From State Education Fails The Test

by William Trench

In his excellent article, How you can profit from the school hoax, (World Market Perspective, Nov.'87), Richard J. Maybury lists the six characteristics that an "illiteracy mill" would have to have. I summarize them as follows:
  1. Curiosity is spontaneous and must be suppressed. Prohibit spontaneity and regiment learning so that children are taught things when the system decides, not when they want to learn them.
  2. Remove children from the adult world so that they are deprived of role models, and cannot learn by copying adults.
  3. Enact child labour laws so that anyone trying to escape from the illiteracy mill has nowhere else to go. No apprenticeship system means they won't be able to learn a trade by copying adults.

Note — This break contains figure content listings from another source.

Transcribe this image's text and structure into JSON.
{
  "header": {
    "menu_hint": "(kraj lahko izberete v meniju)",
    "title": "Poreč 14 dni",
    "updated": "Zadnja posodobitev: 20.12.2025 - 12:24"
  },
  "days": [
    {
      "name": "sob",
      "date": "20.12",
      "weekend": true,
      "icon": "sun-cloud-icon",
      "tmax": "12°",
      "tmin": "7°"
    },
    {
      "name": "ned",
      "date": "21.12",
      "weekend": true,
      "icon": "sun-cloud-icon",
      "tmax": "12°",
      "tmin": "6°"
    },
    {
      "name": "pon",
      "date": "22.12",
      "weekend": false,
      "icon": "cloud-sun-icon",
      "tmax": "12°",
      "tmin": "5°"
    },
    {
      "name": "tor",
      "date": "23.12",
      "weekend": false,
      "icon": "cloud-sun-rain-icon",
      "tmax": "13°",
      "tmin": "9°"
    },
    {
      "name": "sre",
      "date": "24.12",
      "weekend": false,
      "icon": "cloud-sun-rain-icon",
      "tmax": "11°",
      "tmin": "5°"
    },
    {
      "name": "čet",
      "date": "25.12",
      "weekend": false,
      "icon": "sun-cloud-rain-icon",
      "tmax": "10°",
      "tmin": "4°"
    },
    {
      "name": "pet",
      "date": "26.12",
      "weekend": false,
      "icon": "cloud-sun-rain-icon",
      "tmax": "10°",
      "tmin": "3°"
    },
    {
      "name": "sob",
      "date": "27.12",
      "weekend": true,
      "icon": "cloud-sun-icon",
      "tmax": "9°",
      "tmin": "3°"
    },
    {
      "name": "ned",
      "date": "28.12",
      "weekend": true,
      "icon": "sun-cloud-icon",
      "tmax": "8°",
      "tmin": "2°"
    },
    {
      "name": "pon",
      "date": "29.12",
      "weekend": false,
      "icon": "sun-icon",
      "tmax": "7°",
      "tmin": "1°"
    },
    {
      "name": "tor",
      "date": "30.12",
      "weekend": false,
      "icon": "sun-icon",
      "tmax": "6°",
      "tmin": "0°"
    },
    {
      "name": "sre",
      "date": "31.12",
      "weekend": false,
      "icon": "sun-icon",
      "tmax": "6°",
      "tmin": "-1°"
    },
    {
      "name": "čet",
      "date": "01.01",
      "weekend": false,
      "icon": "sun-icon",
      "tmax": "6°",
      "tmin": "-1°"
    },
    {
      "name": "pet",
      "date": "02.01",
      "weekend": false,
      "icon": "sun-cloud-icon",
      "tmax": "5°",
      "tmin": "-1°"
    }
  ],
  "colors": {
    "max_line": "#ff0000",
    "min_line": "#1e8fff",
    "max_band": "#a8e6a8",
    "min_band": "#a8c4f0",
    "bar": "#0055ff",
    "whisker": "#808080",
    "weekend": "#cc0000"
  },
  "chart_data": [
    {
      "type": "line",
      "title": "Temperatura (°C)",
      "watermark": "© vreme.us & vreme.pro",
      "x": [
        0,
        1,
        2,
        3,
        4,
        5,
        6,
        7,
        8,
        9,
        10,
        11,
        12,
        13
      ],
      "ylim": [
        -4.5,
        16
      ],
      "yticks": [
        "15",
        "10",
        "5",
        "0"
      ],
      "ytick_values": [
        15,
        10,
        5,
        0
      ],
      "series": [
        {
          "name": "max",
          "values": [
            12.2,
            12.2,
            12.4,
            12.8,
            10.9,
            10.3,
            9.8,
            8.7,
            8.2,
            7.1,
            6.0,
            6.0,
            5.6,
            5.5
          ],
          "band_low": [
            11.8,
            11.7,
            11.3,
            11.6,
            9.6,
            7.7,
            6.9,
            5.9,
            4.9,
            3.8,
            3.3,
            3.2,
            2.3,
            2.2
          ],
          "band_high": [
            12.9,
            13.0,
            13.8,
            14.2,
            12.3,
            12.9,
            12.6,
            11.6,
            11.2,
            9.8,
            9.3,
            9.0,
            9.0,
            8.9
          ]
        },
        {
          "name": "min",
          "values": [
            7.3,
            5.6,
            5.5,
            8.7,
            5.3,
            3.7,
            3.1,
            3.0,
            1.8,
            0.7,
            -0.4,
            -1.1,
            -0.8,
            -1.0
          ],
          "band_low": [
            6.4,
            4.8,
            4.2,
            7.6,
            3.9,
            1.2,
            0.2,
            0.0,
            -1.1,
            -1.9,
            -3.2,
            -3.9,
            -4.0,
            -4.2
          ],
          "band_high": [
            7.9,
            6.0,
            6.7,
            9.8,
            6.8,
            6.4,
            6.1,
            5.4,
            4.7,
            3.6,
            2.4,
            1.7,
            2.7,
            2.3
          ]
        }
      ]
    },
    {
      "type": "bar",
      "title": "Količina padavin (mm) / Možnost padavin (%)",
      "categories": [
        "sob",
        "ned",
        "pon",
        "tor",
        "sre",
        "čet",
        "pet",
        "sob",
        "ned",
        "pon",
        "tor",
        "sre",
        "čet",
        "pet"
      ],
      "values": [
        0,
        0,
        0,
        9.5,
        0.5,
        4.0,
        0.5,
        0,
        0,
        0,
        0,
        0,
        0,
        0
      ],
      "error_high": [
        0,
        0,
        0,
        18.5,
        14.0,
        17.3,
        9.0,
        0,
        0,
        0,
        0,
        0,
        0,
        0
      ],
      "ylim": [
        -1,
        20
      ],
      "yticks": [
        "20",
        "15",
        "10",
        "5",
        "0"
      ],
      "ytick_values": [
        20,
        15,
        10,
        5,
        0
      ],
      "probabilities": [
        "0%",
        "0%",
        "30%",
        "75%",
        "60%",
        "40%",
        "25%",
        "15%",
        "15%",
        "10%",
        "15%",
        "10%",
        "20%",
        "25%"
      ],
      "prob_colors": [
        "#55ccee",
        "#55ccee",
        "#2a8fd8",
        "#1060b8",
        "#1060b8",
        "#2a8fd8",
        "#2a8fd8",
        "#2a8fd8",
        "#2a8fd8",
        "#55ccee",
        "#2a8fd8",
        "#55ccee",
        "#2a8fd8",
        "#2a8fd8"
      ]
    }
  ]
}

  4. Force children by law to attend, thereby making learning a job, a chore, an obligation; definitely not fun. Supplant curiosity by drudgery. Prison dulls the mind.
  5. Coercing the children also helps wipe out the teacher's desire to teach. It creates massive problems of motivation and discipline. Teachers commonly quit after a few years of attempting to combine the roles of entertainer and enforcer in an effort to get something done.
  6. Last but not least, everyone should be forced to pay for the mill no matter what their mill does to children's minds. And there are no refunds. If a child comes out of the system with his brain turned to mush, the parents should still be forced to pay, every year for the rest of their lives.